There are many securities rules and restrictions that make it difficult for the average person to invest directly in a private company. But changes in regulations and some innovations from co-operatives and mission-driven companies are helping to change that. Although investing directly in companies with practices you’d like to support has the potential to have the greatest impact, it also requires the most time and effort.

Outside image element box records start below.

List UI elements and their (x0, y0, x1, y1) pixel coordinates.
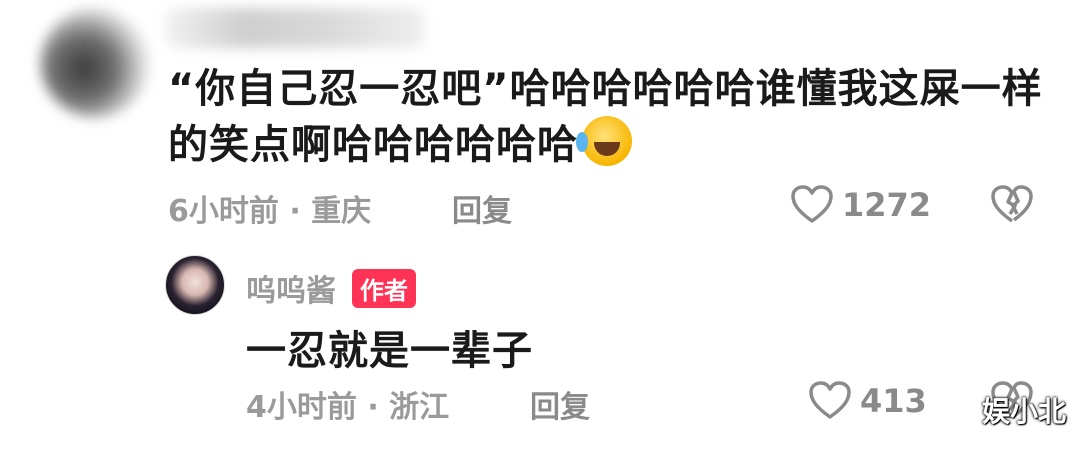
watermark: 娱小北 (981, 395, 1066, 428)
reply-like-count: 413 (860, 382, 927, 420)
reply-author-avatar[interactable] (165, 255, 225, 315)
reply-time-location: 4小时前 · 浙江 (246, 390, 450, 425)
commenter-username-blurred[interactable] (165, 8, 425, 48)
comment-body: “你自己忍一忍吧”哈哈哈哈哈哈谁懂我这屎一样的笑点啊哈哈哈哈哈哈 (168, 62, 1048, 172)
broken-heart-icon (991, 185, 1033, 223)
heart-icon (809, 381, 851, 419)
comment-like-button[interactable] (790, 184, 834, 228)
commenter-avatar[interactable] (40, 8, 150, 118)
reply-author-name[interactable]: 呜呜酱 (246, 266, 336, 310)
heart-icon (791, 185, 833, 223)
comment-reply-button[interactable]: 回复 (452, 186, 512, 230)
reply-like-button[interactable] (808, 380, 852, 424)
comment-like-count: 1272 (842, 186, 932, 224)
author-badge: 作者 (352, 268, 416, 308)
reply-header: 呜呜酱 作者 (246, 266, 416, 310)
reply-reply-button[interactable]: 回复 (530, 382, 590, 426)
comment-dislike-button[interactable] (990, 184, 1034, 228)
laughing-emoji-icon (576, 116, 632, 166)
reply-text: 一忍就是一辈子 (246, 328, 533, 374)
comment-time-location: 6小时前 · 重庆 (168, 194, 372, 229)
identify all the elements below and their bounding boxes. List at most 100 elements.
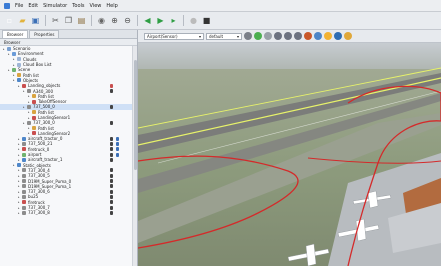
scale-icon[interactable]	[294, 32, 302, 40]
visibility-flag-icon[interactable]	[116, 152, 119, 157]
tree-node-icon	[32, 126, 36, 131]
3d-viewport[interactable]: Airport(Sensor) ▾ default ▾	[138, 30, 441, 266]
expand-toggle-icon[interactable]: ▸	[18, 142, 21, 146]
visibility-flag-icon[interactable]	[110, 173, 113, 178]
save-icon[interactable]: ▣	[30, 15, 41, 26]
copy-icon[interactable]: ❐	[63, 15, 74, 26]
toolbar-separator	[45, 15, 46, 26]
visibility-flag-icon[interactable]	[110, 104, 113, 109]
new-file-icon[interactable]: ▫	[4, 15, 15, 26]
expand-toggle-icon[interactable]: ▸	[18, 179, 21, 183]
move-icon[interactable]	[274, 32, 282, 40]
visibility-flag-icon[interactable]	[110, 89, 113, 94]
mode-select[interactable]: default ▾	[206, 32, 242, 40]
expand-toggle-icon[interactable]: ▸	[18, 168, 21, 172]
expand-toggle-icon[interactable]: ▸	[13, 73, 16, 77]
expand-toggle-icon[interactable]: ▸	[23, 105, 26, 109]
expand-toggle-icon[interactable]: ▸	[28, 100, 31, 104]
step-icon[interactable]: ▸	[168, 15, 179, 26]
stop-icon[interactable]: ■	[201, 15, 212, 26]
expand-toggle-icon[interactable]: ▸	[18, 190, 21, 194]
visibility-flag-icon[interactable]	[116, 136, 119, 141]
tree-scrollbar[interactable]	[132, 46, 137, 266]
menu-file[interactable]: File	[15, 3, 23, 9]
visibility-flag-icon[interactable]	[110, 147, 113, 152]
visibility-flag-icon[interactable]	[110, 157, 113, 162]
visibility-flag-icon[interactable]	[110, 200, 113, 205]
settings-icon[interactable]: ◉	[96, 15, 107, 26]
tree-header: Browser	[0, 39, 137, 46]
paste-icon[interactable]: ▤	[76, 15, 87, 26]
globe-icon[interactable]	[254, 32, 262, 40]
expand-toggle-icon[interactable]: ▸	[18, 84, 21, 88]
visibility-flag-icon[interactable]	[110, 184, 113, 189]
visibility-flag-icon[interactable]	[110, 179, 113, 184]
object-select[interactable]: Airport(Sensor) ▾	[144, 32, 204, 40]
rewind-icon[interactable]: ◀	[142, 15, 153, 26]
zoom-in-icon[interactable]: ⊕	[109, 15, 120, 26]
play-icon[interactable]: ▶	[155, 15, 166, 26]
visibility-flag-icon[interactable]	[110, 189, 113, 194]
expand-toggle-icon[interactable]: ▸	[8, 52, 11, 56]
expand-toggle-icon[interactable]: ▸	[28, 126, 31, 130]
tab-browser[interactable]: Browser	[2, 30, 29, 38]
expand-toggle-icon[interactable]: ▸	[8, 68, 11, 72]
menu-view[interactable]: View	[90, 3, 102, 9]
visibility-flag-icon[interactable]	[110, 168, 113, 173]
visibility-flag-icon[interactable]	[116, 147, 119, 152]
target-icon[interactable]	[264, 32, 272, 40]
cut-icon[interactable]: ✂	[50, 15, 61, 26]
light-icon[interactable]	[344, 32, 352, 40]
tree-item-flags	[110, 136, 119, 141]
visibility-flag-icon[interactable]	[110, 194, 113, 199]
visibility-flag-icon[interactable]	[110, 152, 113, 157]
airport-scene[interactable]	[138, 43, 441, 266]
expand-toggle-icon[interactable]: ▸	[18, 206, 21, 210]
visibility-flag-icon[interactable]	[110, 210, 113, 215]
expand-toggle-icon[interactable]: ▸	[18, 137, 21, 141]
expand-toggle-icon[interactable]: ▸	[18, 153, 21, 157]
scrollbar-thumb[interactable]	[134, 60, 137, 170]
tree-item[interactable]: ▸ 737_300_8	[0, 210, 137, 215]
visibility-flag-icon[interactable]	[110, 205, 113, 210]
menu-simulator[interactable]: Simulator	[43, 3, 67, 9]
expand-toggle-icon[interactable]: ▸	[13, 63, 16, 67]
camera-icon[interactable]	[244, 32, 252, 40]
visibility-flag-icon[interactable]	[110, 120, 113, 125]
expand-toggle-icon[interactable]: ▸	[23, 121, 26, 125]
visibility-flag-icon[interactable]	[110, 136, 113, 141]
lamp-icon[interactable]	[334, 32, 342, 40]
expand-toggle-icon[interactable]: ▸	[18, 184, 21, 188]
expand-toggle-icon[interactable]: ▸	[28, 94, 31, 98]
open-folder-icon[interactable]: ▰	[17, 15, 28, 26]
expand-toggle-icon[interactable]: ▸	[18, 174, 21, 178]
tree-node-icon	[27, 120, 31, 125]
zoom-out-icon[interactable]: ⊖	[122, 15, 133, 26]
tab-properties[interactable]: Properties	[29, 30, 60, 38]
expand-toggle-icon[interactable]: ▸	[3, 47, 6, 51]
expand-toggle-icon[interactable]: ▸	[13, 57, 16, 61]
sun-icon[interactable]	[324, 32, 332, 40]
tower-icon[interactable]	[314, 32, 322, 40]
record-icon[interactable]: ●	[188, 15, 199, 26]
expand-toggle-icon[interactable]: ▸	[18, 200, 21, 204]
app-logo-icon	[4, 2, 10, 9]
expand-toggle-icon[interactable]: ▸	[18, 211, 21, 215]
expand-toggle-icon[interactable]: ▸	[18, 195, 21, 199]
rotate-icon[interactable]	[284, 32, 292, 40]
visibility-flag-icon[interactable]	[110, 83, 113, 88]
expand-toggle-icon[interactable]: ▸	[13, 78, 16, 82]
menu-tools[interactable]: Tools	[72, 3, 84, 9]
menu-edit[interactable]: Edit	[28, 3, 38, 9]
expand-toggle-icon[interactable]: ▸	[18, 158, 21, 162]
wing-icon[interactable]	[304, 32, 312, 40]
expand-toggle-icon[interactable]: ▸	[18, 147, 21, 151]
visibility-flag-icon[interactable]	[116, 141, 119, 146]
expand-toggle-icon[interactable]: ▸	[28, 110, 31, 114]
expand-toggle-icon[interactable]: ▸	[23, 89, 26, 93]
expand-toggle-icon[interactable]: ▸	[28, 116, 31, 120]
visibility-flag-icon[interactable]	[110, 141, 113, 146]
expand-toggle-icon[interactable]: ▸	[28, 131, 31, 135]
menu-help[interactable]: Help	[106, 3, 117, 9]
expand-toggle-icon[interactable]: ▸	[13, 163, 16, 167]
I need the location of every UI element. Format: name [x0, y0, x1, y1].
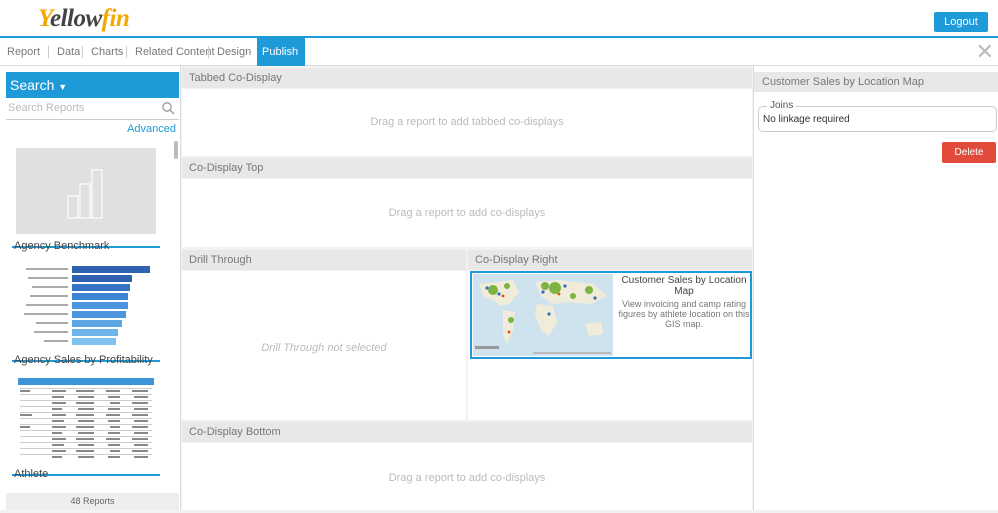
report-card[interactable]: Agency Benchmark: [12, 144, 160, 252]
report-card[interactable]: Athlete: [12, 372, 160, 480]
tab-divider: [82, 46, 83, 58]
joins-value: No linkage required: [763, 114, 850, 125]
dropzone-hint: Drag a report to add co-displays: [388, 472, 546, 484]
table-thumbnail: [18, 378, 154, 458]
report-thumbnail: [16, 262, 156, 348]
search-menu-button[interactable]: Search ▼: [6, 72, 179, 98]
drill-through-header: Drill Through: [182, 250, 466, 270]
tabbed-codisplay-dropzone[interactable]: Drag a report to add tabbed co-displays: [182, 89, 752, 156]
tab-divider: [208, 46, 209, 58]
panel-title: Customer Sales by Location Map: [754, 72, 998, 92]
tab-divider: [126, 46, 127, 58]
logout-button[interactable]: Logout: [934, 12, 988, 32]
drill-through-hint: Drill Through not selected: [261, 342, 387, 354]
properties-panel: Customer Sales by Location Map Joins No …: [753, 66, 998, 510]
tab-divider: [48, 46, 49, 58]
sidebar-scrollbar[interactable]: [174, 141, 178, 159]
top-bar: Yellowfin Logout: [0, 0, 998, 38]
close-icon[interactable]: ✕: [976, 41, 994, 63]
codisplay-right-header: Co-Display Right: [468, 250, 752, 270]
codisplay-top-dropzone[interactable]: Drag a report to add co-displays: [182, 179, 752, 247]
tab-related-content[interactable]: Related Content: [130, 38, 220, 66]
caret-down-icon: ▼: [58, 82, 68, 92]
drill-through-dropzone[interactable]: Drill Through not selected: [182, 271, 466, 420]
report-card-title: Customer Sales by Location Map: [621, 275, 747, 297]
yellowfin-logo[interactable]: Yellowfin: [38, 5, 130, 33]
tabbed-codisplay-header: Tabbed Co-Display: [182, 68, 752, 88]
bar-chart-thumbnail: [24, 266, 150, 345]
tab-charts[interactable]: Charts: [86, 38, 128, 66]
codisplay-top-header: Co-Display Top: [182, 158, 752, 178]
report-card-selected[interactable]: Customer Sales by Location Map View invo…: [470, 271, 752, 359]
joins-field[interactable]: Joins No linkage required: [758, 100, 997, 132]
report-card-description: View invoicing and camp rating figures b…: [618, 299, 750, 329]
joins-label: Joins: [767, 100, 797, 111]
tab-bar: Report Data Charts Related Content Desig…: [0, 38, 998, 66]
tab-design[interactable]: Design: [212, 38, 256, 66]
tab-publish[interactable]: Publish: [257, 38, 305, 66]
dropzone-hint: Drag a report to add co-displays: [388, 207, 546, 219]
search-box: [6, 98, 179, 120]
map-thumbnail: [473, 274, 613, 356]
report-card[interactable]: Agency Sales by Profitability: [12, 258, 160, 366]
search-icon[interactable]: [161, 101, 175, 120]
delete-button[interactable]: Delete: [942, 142, 996, 163]
codisplay-bottom-header: Co-Display Bottom: [182, 422, 752, 442]
bar-chart-icon: [67, 169, 103, 219]
tab-data[interactable]: Data: [52, 38, 85, 66]
dropzone-hint: Drag a report to add tabbed co-displays: [370, 116, 564, 128]
search-input[interactable]: [6, 98, 156, 118]
report-thumbnail: [16, 148, 156, 234]
advanced-search-link[interactable]: Advanced: [127, 123, 176, 135]
report-count: 48 Reports: [6, 493, 179, 510]
report-sidebar: Search ▼ Advanced Agency Benchmark: [0, 66, 181, 510]
tab-report[interactable]: Report: [2, 38, 45, 66]
report-card-label: Agency Sales by Profitability: [14, 354, 153, 366]
report-thumbnail: [16, 376, 156, 462]
report-card-label: Athlete: [14, 468, 49, 480]
report-card-label: Agency Benchmark: [14, 240, 110, 252]
codisplay-bottom-dropzone[interactable]: Drag a report to add co-displays: [182, 443, 752, 510]
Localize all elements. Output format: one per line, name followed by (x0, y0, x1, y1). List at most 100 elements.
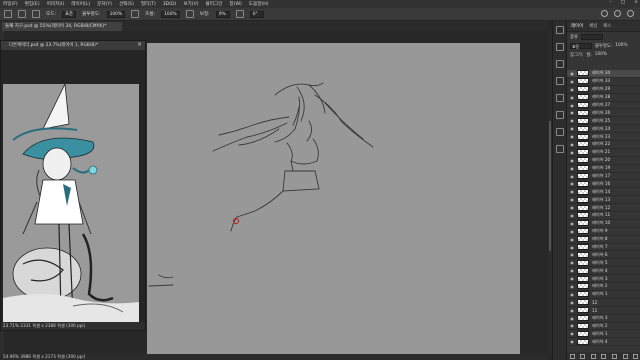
history-icon[interactable] (555, 43, 564, 51)
visibility-eye-icon[interactable]: ◉ (567, 213, 577, 218)
fill-value[interactable]: 100% (595, 52, 607, 57)
brush-tool-icon[interactable] (4, 10, 12, 18)
play-icon[interactable] (555, 26, 564, 34)
adjustments-icon[interactable] (555, 77, 564, 85)
close-button[interactable]: × (634, 0, 638, 5)
layer-row[interactable]: ◉ 레이어 1 (567, 330, 640, 339)
visibility-eye-icon[interactable]: ◉ (567, 79, 577, 84)
visibility-eye-icon[interactable]: ◉ (567, 150, 577, 155)
layer-row[interactable]: ◉ 레이어 6 (567, 251, 640, 260)
layer-row[interactable]: ◉ 레이어 2 (567, 283, 640, 291)
layer-row[interactable]: ◉ 레이어 19 (567, 165, 640, 173)
smoothing-options-icon[interactable] (235, 10, 244, 18)
brush-preset-icon[interactable] (18, 10, 26, 18)
workspace-icon[interactable] (614, 10, 621, 17)
mode-select[interactable]: 표준 (62, 10, 77, 18)
trash-icon[interactable] (633, 353, 639, 359)
layer-row[interactable]: ◉ 레이어 5 (567, 259, 640, 268)
menu-help[interactable]: 도움말(H) (249, 1, 269, 7)
reference-artwork[interactable] (3, 84, 139, 328)
layer-row[interactable]: ◉ 레이어 3 (567, 315, 640, 323)
layer-row[interactable]: ◉ 레이어 4 (567, 338, 640, 347)
visibility-eye-icon[interactable]: ◉ (567, 260, 577, 265)
share-icon[interactable] (627, 10, 634, 17)
visibility-eye-icon[interactable]: ◉ (567, 87, 577, 92)
reference-close-icon[interactable]: × (137, 41, 142, 48)
visibility-eye-icon[interactable]: ◉ (567, 166, 577, 171)
menu-file[interactable]: 파일(F) (3, 1, 18, 7)
layer-row[interactable]: ◉ 레이어 20 (567, 157, 640, 165)
layer-row[interactable]: ◉ 레이어 24 (567, 125, 640, 134)
kind-filter[interactable] (580, 33, 603, 40)
layer-row[interactable]: ◉ 레이어 14 (567, 188, 640, 197)
layer-row[interactable]: ◉ 레이어 11 (567, 212, 640, 220)
layer-row[interactable]: ◉ 레이어 2 (567, 322, 640, 331)
layer-row[interactable]: ◉ 레이어 8 (567, 236, 640, 244)
layer-row[interactable]: ◉ 레이어 13 (567, 196, 640, 205)
document-canvas[interactable] (147, 43, 520, 354)
menu-filter[interactable]: 필터(T) (141, 1, 156, 7)
visibility-eye-icon[interactable]: ◉ (567, 339, 577, 344)
visibility-eye-icon[interactable]: ◉ (567, 237, 577, 242)
layer-row[interactable]: ◉ 레이어 33 (567, 78, 640, 86)
menu-window[interactable]: 창(W) (229, 1, 241, 7)
visibility-eye-icon[interactable]: ◉ (567, 323, 577, 328)
visibility-eye-icon[interactable]: ◉ (567, 292, 577, 297)
maximize-button[interactable]: □ (621, 0, 625, 5)
visibility-eye-icon[interactable]: ◉ (567, 189, 577, 194)
visibility-eye-icon[interactable]: ◉ (567, 158, 577, 163)
visibility-eye-icon[interactable]: ◉ (567, 95, 577, 100)
layer-row[interactable]: ◉ 레이어 26 (567, 109, 640, 118)
brush-panel-icon[interactable] (555, 94, 564, 102)
visibility-eye-icon[interactable]: ◉ (567, 134, 577, 139)
group-icon[interactable] (612, 353, 618, 359)
layer-row[interactable]: ◉ 레이어 17 (567, 173, 640, 181)
minimize-button[interactable]: – (610, 0, 612, 5)
visibility-eye-icon[interactable]: ◉ (567, 103, 577, 108)
visibility-eye-icon[interactable]: ◉ (567, 276, 577, 281)
airbrush-icon[interactable] (185, 10, 194, 18)
visibility-eye-icon[interactable]: ◉ (567, 331, 577, 336)
pressure-opacity-icon[interactable] (131, 10, 140, 18)
visibility-eye-icon[interactable]: ◉ (567, 268, 577, 273)
layer-row[interactable]: ◉ 레이어 10 (567, 220, 640, 228)
menu-view[interactable]: 보기(V) (183, 1, 198, 7)
layer-row[interactable]: ◉ 레이어 28 (567, 94, 640, 102)
layer-row[interactable]: ◉ 레이어 9 (567, 228, 640, 236)
reference-window-title[interactable]: 다른캐릭터.psd @ 23.7%(레이어 1, RGB/8)* × (1, 41, 145, 50)
tab-paths[interactable]: 패스 (603, 23, 611, 29)
layer-row[interactable]: ◉ 레이어 3 (567, 275, 640, 284)
tab-channels[interactable]: 채널 (589, 23, 597, 29)
menu-3d[interactable]: 3D(D) (163, 2, 177, 7)
visibility-eye-icon[interactable]: ◉ (567, 284, 577, 289)
menu-type[interactable]: 문자(Y) (97, 1, 112, 7)
visibility-eye-icon[interactable]: ◉ (567, 308, 577, 313)
adjustment-layer-icon[interactable] (601, 353, 607, 359)
tab-document[interactable]: 둘째 지구.psd @ 55%(레이어 34, RGB/8/CMYK)* (2, 22, 122, 31)
visibility-eye-icon[interactable]: ◉ (567, 174, 577, 179)
layer-row[interactable]: ◉ 레이어 22 (567, 141, 640, 149)
swatches-icon[interactable] (555, 111, 564, 119)
visibility-eye-icon[interactable]: ◉ (567, 221, 577, 226)
menu-select[interactable]: 선택(S) (119, 1, 134, 7)
visibility-eye-icon[interactable]: ◉ (567, 229, 577, 234)
layer-row[interactable]: ◉ 레이어 25 (567, 117, 640, 126)
layer-opacity-value[interactable]: 100% (615, 43, 627, 48)
layer-row[interactable]: ◉ 레이어 12 (567, 204, 640, 213)
visibility-eye-icon[interactable]: ◉ (567, 71, 577, 76)
properties-icon[interactable] (555, 60, 564, 68)
layer-row[interactable]: ◉ 12 (567, 299, 640, 307)
visibility-eye-icon[interactable]: ◉ (567, 300, 577, 305)
layer-row[interactable]: ◉ 레이어 21 (567, 149, 640, 157)
mask-icon[interactable] (590, 353, 596, 359)
menu-layer[interactable]: 레이어(L) (71, 1, 90, 7)
visibility-eye-icon[interactable]: ◉ (567, 252, 577, 257)
layer-row[interactable]: ◉ 레이어 1 (567, 291, 640, 299)
visibility-eye-icon[interactable]: ◉ (567, 142, 577, 147)
menu-plugins[interactable]: 플러그인 (206, 1, 223, 7)
brush-settings-icon[interactable] (32, 10, 40, 18)
visibility-eye-icon[interactable]: ◉ (567, 110, 577, 115)
smoothing-field[interactable]: 0% (215, 10, 230, 18)
new-layer-icon[interactable] (622, 353, 628, 359)
paragraph-icon[interactable] (555, 128, 564, 136)
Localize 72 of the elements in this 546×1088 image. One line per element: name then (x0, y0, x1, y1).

Privately-held companies, including co-operatives, can raise capital from outside investors and lenders, however they must do so in accordance with state and federal securities and regulations. These rules are primarily designed to protect the public against fraud. However, they make it difficult and expensive for most small companies to raise funds directly from the public, especially from individuals who do not have a high net worth (officially called “accredited investors”). When these companies do offer stock, Some companies, including co-operatives like Equal Exchange, have been able to sell stock and take loans from their customers and supporters, without putting their democratic, environmental, or social goals at risk.

Private Placements
If the company is offering stock to both wealthy and non-wealthy investors across the country, they are likely doing it through a Private Placement, which means that they are not allowed to publicly advertise the stock offering. You may be able to participate in the offerings if you have an existing relationship with the company, or you are working through a financial advisor who specializes in Impact Investing (not many advisors do this, especially if they are working for a large investment firm).

These types of stocks vary greatly, but often come with different risks than publicly-traded stocks. A good rule of thumb is to never invest more than you are able to afford to lose. Read all the offering documents closely, and if there are parts you don’t understand, ask a financial professional for guidance before investing.

The terms of the stocks will vary in each instance, but often have no voting rights (so investors can’t force a company to drop its sustainable practices to boost profits), the stock prices tend to be fixed (eliminating speculation), and pay either a fixed or variable dividend. Companies that have used this type of stock offering include Equal Exchange and Namaste Solar

Direct Public Offerings
An alternative method that is growing in popularity is called a Direct Public Offering. These offerings can be for the same kind of preferred and restricted stock that are sold in Private Placements, but with several differences in the way that they are sold:

  • The offering documents are examined by state regulators before the offering is allowed to proceed.
  • The offerings are limited to one or two states (or more in rare circumstances).
  • The company can advertise the offering publicly.
  • In most cases, anyone can purchase the stock.

Some worker-owned co-operatives that have successfully raised capital through this method include Real Pickles, CERO, the Dorchester Community Food Co-op, and The Merc Co-op

Unlike donation-based or pre-purchase “crowdfunding” platforms like Indigogo and Kickstarter, Direct Public Offerings offer you a chance to invest directly in the company, including the chance to earn a financial return if the business is successful. Unlike publicly-traded stocks, the funds go directly to the company. You become one of their financial backers and are directly supporting their social and environmental mission.

There is no central clearing house or website that lists all the preferred stock offerings that are available, so you’ll have to join some groups or do some research on your own, including just contacting the companies you admire to ask if you can invest with them.

Some groups that are trying to help promote these kinds of financial partnerships include Slow Money (which has local chapters as well as national gatherings), and BALLE. A law firm that has helped many companies conduct Direct Public Offerings has an online portal for their clients, Cutting Edge X.